According to the Environmental Protection Agency (EPA), transportation sources emitted 29 percent of all greenhouse gas (GHG) emissions in the U.S. in 2007 and have been the fastest-growing source of GHG emissions in the country since 1990. Heavy-duty vehicles are the fastest-growing contributors to GHG emissions, the EPA adds, with Class 7 and 8 combination tractors and their engines accounting for roughly two-thirds of total GHG emissions and fuel consumption from the heavy-duty sector.

To combat this, beginning with the 2007 model year, all on-road diesel heavy-duty engines were required to be outfitted with a diesel particulate filter and another 50 percent of engines required nitrogen oxide (NOx) exhaust control technology.

By the 2010 model year, all on-road heavy-duty diesel engines were required to have NOx exhaust control technology.
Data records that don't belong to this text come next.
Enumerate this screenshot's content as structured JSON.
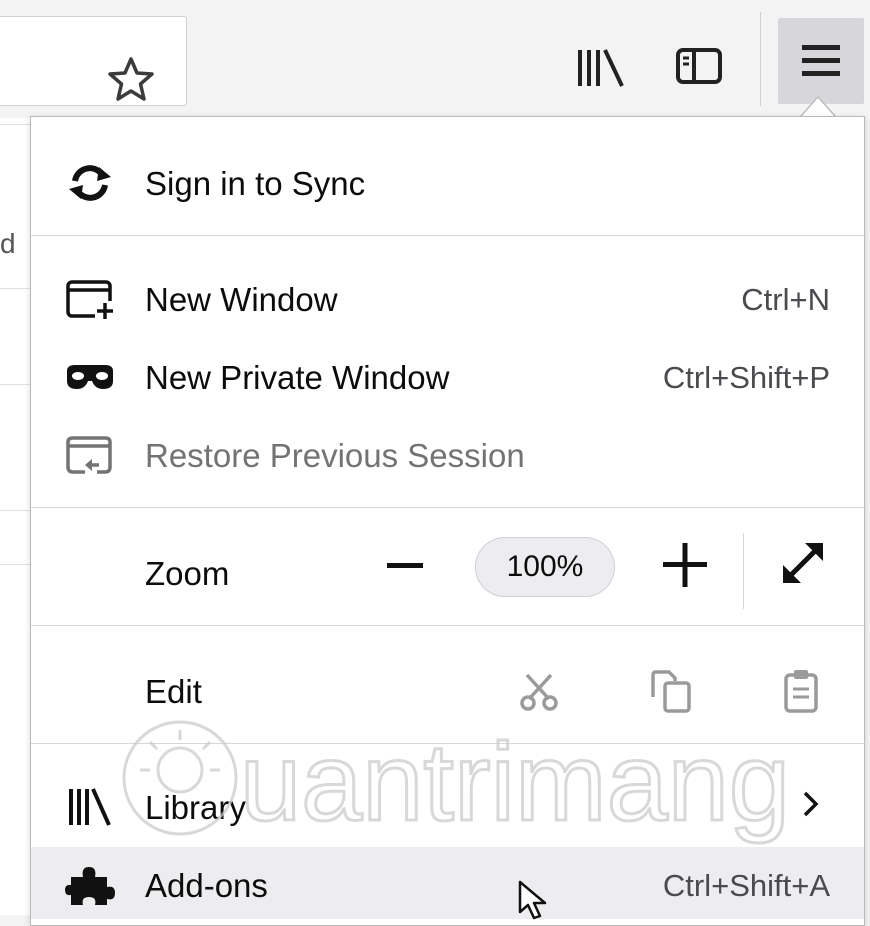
{
  "toolbar": {
    "icons": [
      "star-icon",
      "library-icon",
      "sidebar-icon",
      "hamburger-menu-icon"
    ]
  },
  "page_fragment": "d",
  "menu": {
    "sync": {
      "label": "Sign in to Sync",
      "icon": "sync-icon"
    },
    "new_window": {
      "label": "New Window",
      "shortcut": "Ctrl+N",
      "icon": "new-window-icon"
    },
    "new_private_window": {
      "label": "New Private Window",
      "shortcut": "Ctrl+Shift+P",
      "icon": "private-mask-icon"
    },
    "restore_session": {
      "label": "Restore Previous Session",
      "icon": "restore-session-icon"
    },
    "zoom": {
      "label": "Zoom",
      "value": "100%",
      "icons": [
        "minus-icon",
        "plus-icon",
        "fullscreen-icon"
      ]
    },
    "edit": {
      "label": "Edit",
      "icons": [
        "cut-icon",
        "copy-icon",
        "paste-icon"
      ]
    },
    "library": {
      "label": "Library",
      "icon": "library-icon"
    },
    "addons": {
      "label": "Add-ons",
      "shortcut": "Ctrl+Shift+A",
      "icon": "puzzle-icon"
    }
  },
  "watermark": "uantrimang",
  "colors": {
    "menu_bg": "#ffffff",
    "toolbar_bg": "#f3f3f3",
    "hover_bg": "#ededf0",
    "disabled_text": "#737373"
  }
}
Truck OEMs have spent the last 10 years chasing ever-tightening emissions regulations and the moving target that compliance has become will continue to move – at least for the foreseeable future.

With EPA 2010, GHG14 and GHG17 already checked off engineering to-do lists, EPA Phase II rests on the horizon.

The EPA and NHTSA, in collaboration with the California Air Resources Board (CARB), plan to extend the Heavy-Duty National Program beyond model year 2018, to further reduce fuel consumption and reduce CO2 emissions by up to 4 percent compared to Phase 1 before 2028.

Engines are already running at near-zero NOx and they’re getting better fuel economy than ever before. Squeezing more blood from this turnip is going to challenge engineers and designers.